Fu Liya, Wang You-Gan
School of Mathematics and Statistics, Xi'an Jiaotong University, China.
School of Mathematical Sciences, Queensland University of Technology, Brisbane, Australia.
Stat Methods Med Res. 2021 Aug;30(8):1800-1815. doi: 10.1177/09622802211012012. Epub 2021 May 11.
In robust regression, it is usually assumed that the distribution of the error term is symmetric or the data are symmetrically contaminated by outliers. However, this assumption is usually not satisfied in practical problems, and thus if the traditional robust methods, such as Tukey's biweight and Huber's method, are used to estimate the regression parameters, the efficiency of the parameter estimation can be lost. In this paper, we construct an asymmetric Tukey's biweight loss function with two tuning parameters and propose a data-driven method to find the most appropriate tuning parameters. Furthermore, we provide an adaptive algorithm to obtain robust and efficient parameter estimates. Our extensive simulation studies suggest that the proposed method performs better than the symmetric methods when error terms follow an asymmetric distribution or are asymmetrically contaminated. Finally, a cardiovascular risk factors dataset is analyzed to illustrate the proposed method.

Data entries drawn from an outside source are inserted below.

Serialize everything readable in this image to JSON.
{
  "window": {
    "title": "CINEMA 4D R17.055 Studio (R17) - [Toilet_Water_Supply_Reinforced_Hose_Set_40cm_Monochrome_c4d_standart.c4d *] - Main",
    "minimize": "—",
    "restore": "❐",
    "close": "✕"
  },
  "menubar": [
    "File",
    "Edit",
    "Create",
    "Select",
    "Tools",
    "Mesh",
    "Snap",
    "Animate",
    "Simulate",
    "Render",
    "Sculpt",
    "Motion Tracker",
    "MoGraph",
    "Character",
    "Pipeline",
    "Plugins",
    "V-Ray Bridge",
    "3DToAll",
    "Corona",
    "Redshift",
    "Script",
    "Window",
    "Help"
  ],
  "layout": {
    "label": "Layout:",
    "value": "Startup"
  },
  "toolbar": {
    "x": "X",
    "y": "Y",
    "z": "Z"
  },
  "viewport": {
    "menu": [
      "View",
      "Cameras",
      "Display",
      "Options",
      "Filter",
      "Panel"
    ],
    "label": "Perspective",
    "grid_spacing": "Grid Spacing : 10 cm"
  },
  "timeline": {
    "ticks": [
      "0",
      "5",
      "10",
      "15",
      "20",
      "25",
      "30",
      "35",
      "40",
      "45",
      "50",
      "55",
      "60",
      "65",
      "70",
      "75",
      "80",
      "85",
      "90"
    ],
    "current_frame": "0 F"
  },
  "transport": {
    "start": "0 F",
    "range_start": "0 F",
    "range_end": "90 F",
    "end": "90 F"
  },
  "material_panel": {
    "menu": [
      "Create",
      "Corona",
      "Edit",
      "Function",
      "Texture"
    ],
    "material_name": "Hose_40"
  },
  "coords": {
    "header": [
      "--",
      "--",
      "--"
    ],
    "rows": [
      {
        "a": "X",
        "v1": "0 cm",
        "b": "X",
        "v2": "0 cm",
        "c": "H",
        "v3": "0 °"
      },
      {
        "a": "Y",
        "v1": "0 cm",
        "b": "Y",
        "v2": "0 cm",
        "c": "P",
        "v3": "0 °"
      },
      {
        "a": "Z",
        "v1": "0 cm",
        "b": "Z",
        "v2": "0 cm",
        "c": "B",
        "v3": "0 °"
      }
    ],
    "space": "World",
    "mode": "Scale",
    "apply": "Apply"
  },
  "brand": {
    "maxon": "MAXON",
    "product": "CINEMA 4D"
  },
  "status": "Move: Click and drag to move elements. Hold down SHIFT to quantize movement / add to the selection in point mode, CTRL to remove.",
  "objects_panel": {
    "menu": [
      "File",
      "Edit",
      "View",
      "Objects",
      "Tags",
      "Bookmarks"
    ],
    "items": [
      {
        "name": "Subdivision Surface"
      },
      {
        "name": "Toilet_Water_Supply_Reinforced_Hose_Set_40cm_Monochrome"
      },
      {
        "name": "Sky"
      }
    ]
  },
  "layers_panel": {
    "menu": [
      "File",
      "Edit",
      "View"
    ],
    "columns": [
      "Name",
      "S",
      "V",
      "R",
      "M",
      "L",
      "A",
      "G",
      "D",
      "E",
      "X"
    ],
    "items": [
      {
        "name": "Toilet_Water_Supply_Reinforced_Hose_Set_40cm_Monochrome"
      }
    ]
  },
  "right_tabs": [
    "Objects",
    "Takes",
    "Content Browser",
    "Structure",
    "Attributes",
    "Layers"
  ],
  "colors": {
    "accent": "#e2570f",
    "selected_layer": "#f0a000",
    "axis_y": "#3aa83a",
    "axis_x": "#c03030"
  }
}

在稳健回归中,通常假定误差项的分布是对称的,或者数据受到异常值的对称污染。然而,在实际问题中这个假定通常并不成立,因此,如果使用传统的稳健方法,如Tukey双权函数和Huber方法来估计回归参数,可能会损失参数估计的效率。在本文中,我们构建了一个带有两个调谐参数的非对称Tukey双权损失函数,并提出了一种数据驱动的方法来找到最合适的调谐参数。此外,我们提供了一种自适应算法来获得稳健且有效的参数估计。我们广泛的模拟研究表明,当误差项服从非对称分布或受到非对称污染时,所提出的方法比对称方法表现更好。最后,分析了一个心血管危险因素数据集以说明所提出的方法。